Makes 8 pancakes
- 140g self raising flour
- 0.5 tsp baking powder
- 2 large eggs
- 1 tbsp caster sugar
- 3 tbsp light brown sugar
- 15g butter, melted
- 140g milk
- Sunflower oil and a knob of butter
- 2-3 tbsp water
- 2 medium bananas, sliced
Mix the flour, baking powder, caster sugar & a pinch of salt in a bowl with a whisk. Make a well in the centre, crack in the eggs and add the milk & melted butter. Whisk together until you have a thick, smooth batter. Transfer to a jug.
Heat a knob of butter & a drizzle of oil in a non-stick frying pan over a medium heat. When the butter is foaming, pour rounds of batter into the pan, about the size of a teacup. Continue cooking for 1-2 mins until the underside is golden brown, then flip the pancakes and cook for 1 min more on the other side. Cook in batches.

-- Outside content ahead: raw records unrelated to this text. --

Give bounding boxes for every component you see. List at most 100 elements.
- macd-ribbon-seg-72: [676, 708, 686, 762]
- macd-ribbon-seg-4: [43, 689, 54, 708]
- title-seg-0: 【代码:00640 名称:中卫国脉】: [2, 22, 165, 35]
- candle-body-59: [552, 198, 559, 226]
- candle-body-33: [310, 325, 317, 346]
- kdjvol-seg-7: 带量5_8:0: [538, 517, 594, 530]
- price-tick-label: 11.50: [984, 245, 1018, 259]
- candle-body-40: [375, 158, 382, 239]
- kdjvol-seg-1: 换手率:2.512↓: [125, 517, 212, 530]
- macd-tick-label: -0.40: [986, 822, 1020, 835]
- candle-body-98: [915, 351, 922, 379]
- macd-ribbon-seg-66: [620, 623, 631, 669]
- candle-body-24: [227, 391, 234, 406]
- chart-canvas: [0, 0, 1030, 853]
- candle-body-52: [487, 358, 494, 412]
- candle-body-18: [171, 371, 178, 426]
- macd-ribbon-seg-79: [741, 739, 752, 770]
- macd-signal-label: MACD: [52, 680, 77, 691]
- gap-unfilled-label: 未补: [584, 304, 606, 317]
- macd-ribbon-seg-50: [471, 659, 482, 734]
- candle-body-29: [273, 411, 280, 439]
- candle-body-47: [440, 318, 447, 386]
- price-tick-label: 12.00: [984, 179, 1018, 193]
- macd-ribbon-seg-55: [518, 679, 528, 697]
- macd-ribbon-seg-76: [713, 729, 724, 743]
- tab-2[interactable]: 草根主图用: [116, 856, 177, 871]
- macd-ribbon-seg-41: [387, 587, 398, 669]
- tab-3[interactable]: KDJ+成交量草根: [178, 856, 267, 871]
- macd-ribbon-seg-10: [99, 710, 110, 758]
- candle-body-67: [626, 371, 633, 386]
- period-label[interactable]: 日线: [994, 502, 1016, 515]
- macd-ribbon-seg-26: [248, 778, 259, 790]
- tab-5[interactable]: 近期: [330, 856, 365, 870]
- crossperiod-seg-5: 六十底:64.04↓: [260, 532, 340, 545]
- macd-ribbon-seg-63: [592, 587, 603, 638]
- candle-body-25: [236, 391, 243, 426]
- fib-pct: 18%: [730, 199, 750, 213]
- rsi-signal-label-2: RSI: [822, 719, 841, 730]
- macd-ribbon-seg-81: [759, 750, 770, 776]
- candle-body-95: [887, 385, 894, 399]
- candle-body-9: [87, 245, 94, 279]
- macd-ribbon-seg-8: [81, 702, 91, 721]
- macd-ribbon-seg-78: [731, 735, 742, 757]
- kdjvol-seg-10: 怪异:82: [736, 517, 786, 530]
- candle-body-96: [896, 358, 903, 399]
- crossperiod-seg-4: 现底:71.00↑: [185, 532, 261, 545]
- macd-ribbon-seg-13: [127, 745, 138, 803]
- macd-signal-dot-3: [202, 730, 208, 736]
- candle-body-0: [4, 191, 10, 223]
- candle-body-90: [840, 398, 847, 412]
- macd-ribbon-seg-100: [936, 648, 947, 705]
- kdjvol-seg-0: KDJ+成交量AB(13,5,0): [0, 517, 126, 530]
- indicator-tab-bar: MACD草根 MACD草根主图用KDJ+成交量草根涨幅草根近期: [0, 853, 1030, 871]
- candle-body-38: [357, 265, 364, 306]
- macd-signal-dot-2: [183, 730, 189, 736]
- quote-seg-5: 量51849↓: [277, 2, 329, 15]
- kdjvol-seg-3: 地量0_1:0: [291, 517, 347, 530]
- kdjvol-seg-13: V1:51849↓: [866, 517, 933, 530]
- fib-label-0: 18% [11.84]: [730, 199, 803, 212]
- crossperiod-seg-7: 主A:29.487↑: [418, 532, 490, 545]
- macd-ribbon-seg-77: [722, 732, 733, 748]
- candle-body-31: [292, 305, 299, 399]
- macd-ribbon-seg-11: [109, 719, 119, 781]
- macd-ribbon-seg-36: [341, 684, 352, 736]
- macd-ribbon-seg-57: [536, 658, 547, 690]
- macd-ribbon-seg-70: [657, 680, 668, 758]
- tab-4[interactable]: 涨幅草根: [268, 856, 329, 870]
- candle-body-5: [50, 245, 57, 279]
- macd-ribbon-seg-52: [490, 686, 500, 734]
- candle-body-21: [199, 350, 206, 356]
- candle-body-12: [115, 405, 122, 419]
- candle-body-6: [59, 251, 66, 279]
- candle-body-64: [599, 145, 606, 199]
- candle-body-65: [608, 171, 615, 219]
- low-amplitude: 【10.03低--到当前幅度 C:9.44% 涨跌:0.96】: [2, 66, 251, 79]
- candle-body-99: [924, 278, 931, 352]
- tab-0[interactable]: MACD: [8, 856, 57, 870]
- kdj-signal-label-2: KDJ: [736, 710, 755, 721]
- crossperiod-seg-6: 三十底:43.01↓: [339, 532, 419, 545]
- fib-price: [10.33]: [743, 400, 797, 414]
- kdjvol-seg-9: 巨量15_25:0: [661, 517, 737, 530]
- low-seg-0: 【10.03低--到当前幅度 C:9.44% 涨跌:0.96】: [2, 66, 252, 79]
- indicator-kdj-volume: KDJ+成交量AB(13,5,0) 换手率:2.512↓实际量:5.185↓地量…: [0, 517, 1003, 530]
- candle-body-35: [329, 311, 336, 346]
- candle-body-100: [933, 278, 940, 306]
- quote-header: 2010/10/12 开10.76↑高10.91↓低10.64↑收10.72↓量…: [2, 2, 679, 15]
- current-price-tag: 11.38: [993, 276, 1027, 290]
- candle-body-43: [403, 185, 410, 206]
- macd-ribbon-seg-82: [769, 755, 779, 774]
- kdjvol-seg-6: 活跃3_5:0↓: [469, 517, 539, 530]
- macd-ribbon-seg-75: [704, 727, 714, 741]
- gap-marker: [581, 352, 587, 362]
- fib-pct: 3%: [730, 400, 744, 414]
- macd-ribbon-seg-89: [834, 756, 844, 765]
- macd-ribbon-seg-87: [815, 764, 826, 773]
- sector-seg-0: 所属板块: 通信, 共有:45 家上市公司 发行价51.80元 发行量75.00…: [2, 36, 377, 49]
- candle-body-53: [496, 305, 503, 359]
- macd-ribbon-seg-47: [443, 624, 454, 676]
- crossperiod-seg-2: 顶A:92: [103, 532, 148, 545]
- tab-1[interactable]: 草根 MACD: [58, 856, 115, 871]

When the pancakes are cooked, caramelise the bananas. Wipe the frying pan clean with kitchen paper, add a knob of butter, scatter brown sugar in the pan & add the water. Heat until it melts & starts to bubble to a deep amber colour, toss in the bananas and coat them in the caramel.
Serve with the Tims Dairy Greek-style yogurt of your choice.